Now, I may be a little biased here but she really is the sweetest kid I know. Sophia is also determined and kind, she is loving and lovable. The many obstacles and setbacks haven't been able to erase that beautiful smile from her face, the same smile that fuels my heart to keep on going when things are tough. She is also very smart, she knows exactly how to manipulate us into give hugs and kisses any time she wants and only when she wants them. Sophia can tell when I am sad and even though she can't say it with words, she can tell me that everything is going to be ok by putting her hands on my cheeks and looking right into my eyes.

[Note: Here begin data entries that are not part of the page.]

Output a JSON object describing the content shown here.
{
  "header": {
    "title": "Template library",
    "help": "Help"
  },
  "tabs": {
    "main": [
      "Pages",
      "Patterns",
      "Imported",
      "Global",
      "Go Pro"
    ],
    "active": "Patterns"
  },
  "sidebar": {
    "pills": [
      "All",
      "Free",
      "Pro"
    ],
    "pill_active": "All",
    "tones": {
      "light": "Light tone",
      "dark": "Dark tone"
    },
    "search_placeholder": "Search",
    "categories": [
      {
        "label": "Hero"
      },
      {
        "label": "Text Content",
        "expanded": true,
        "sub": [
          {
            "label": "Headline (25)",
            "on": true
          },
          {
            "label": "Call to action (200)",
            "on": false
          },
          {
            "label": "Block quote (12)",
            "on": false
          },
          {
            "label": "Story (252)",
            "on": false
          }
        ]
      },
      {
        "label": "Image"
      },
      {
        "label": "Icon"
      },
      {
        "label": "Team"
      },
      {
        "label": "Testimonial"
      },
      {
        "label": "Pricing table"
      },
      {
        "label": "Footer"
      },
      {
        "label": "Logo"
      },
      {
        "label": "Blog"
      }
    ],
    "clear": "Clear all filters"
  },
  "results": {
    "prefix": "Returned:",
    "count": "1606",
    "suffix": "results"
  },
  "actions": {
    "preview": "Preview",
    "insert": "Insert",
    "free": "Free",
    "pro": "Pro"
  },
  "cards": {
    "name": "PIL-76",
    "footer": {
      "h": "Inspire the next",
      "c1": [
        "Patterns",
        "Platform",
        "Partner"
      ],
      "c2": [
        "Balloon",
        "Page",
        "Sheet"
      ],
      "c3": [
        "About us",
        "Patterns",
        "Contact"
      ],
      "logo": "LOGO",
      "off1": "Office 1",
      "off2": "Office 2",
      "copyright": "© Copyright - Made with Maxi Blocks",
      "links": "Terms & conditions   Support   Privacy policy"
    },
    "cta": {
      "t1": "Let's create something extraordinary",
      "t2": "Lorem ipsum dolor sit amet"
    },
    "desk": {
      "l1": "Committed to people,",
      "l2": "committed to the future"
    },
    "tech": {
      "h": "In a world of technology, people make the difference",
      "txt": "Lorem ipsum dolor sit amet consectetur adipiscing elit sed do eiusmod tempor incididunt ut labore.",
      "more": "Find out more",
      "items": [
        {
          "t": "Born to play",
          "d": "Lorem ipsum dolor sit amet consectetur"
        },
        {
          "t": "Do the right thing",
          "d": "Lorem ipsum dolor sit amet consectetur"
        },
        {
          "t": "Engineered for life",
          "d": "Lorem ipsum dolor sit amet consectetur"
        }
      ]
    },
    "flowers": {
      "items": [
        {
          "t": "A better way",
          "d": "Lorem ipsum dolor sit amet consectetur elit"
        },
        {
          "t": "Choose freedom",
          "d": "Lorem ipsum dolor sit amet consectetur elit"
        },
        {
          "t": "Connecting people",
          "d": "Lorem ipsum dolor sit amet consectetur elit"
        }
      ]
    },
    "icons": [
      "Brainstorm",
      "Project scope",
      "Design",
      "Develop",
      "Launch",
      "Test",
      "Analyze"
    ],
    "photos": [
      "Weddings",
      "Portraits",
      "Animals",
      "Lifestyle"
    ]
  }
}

Yes, Sophia has some disabilities but they don't define her, there's a lot of can'ts but there are also cans. She can't walk independently but she can crawl and she moves around when she wants, she can also walk holding hands or with the help of her walker. She can't play soccer or baseball (yet) but she loves bowling just like her dad. Sophia can't chew her food but she can swallow and loves to eat and she is always asking for more. She can't say mama but she can show me she wants me by reaching out for me whenever I walk by her. We may not bond over manicure and pedicure but by reading some of her favorite books or singing her favorite songs. Sophia can't say I love you but she can show me her love when she looks for my hand and holds it and doesn't want to let go.
Sophia is non judgmental and she is accepting of who I am, so much so that even on the days when I am being impatient or worrying about insignificant things she still wants to cuddle with me. She doesn't hold grudges and she can see past my many imperfections. Sophia has the incredible power of bringing a smile on anyone she meets, this is true even when she is not with them because it is impossible to look at her or even think of her and not smile! Even her doctors know her by her name and not by a medical record number because her smile is unforgettable.
I feel so honored to get to be her mama and I do wish I could make all the diseases, the surgeries, the difficulties, the setbacks, the stays in the hospital and the many medicines and their side effects go away because they have tried to cloud my Sophia's beautiful personality, I wish I could make them all disappear but I can't, because this was the hand we were dealt. What I can do is to keep enjoying of all what makes my daughter the special person she is.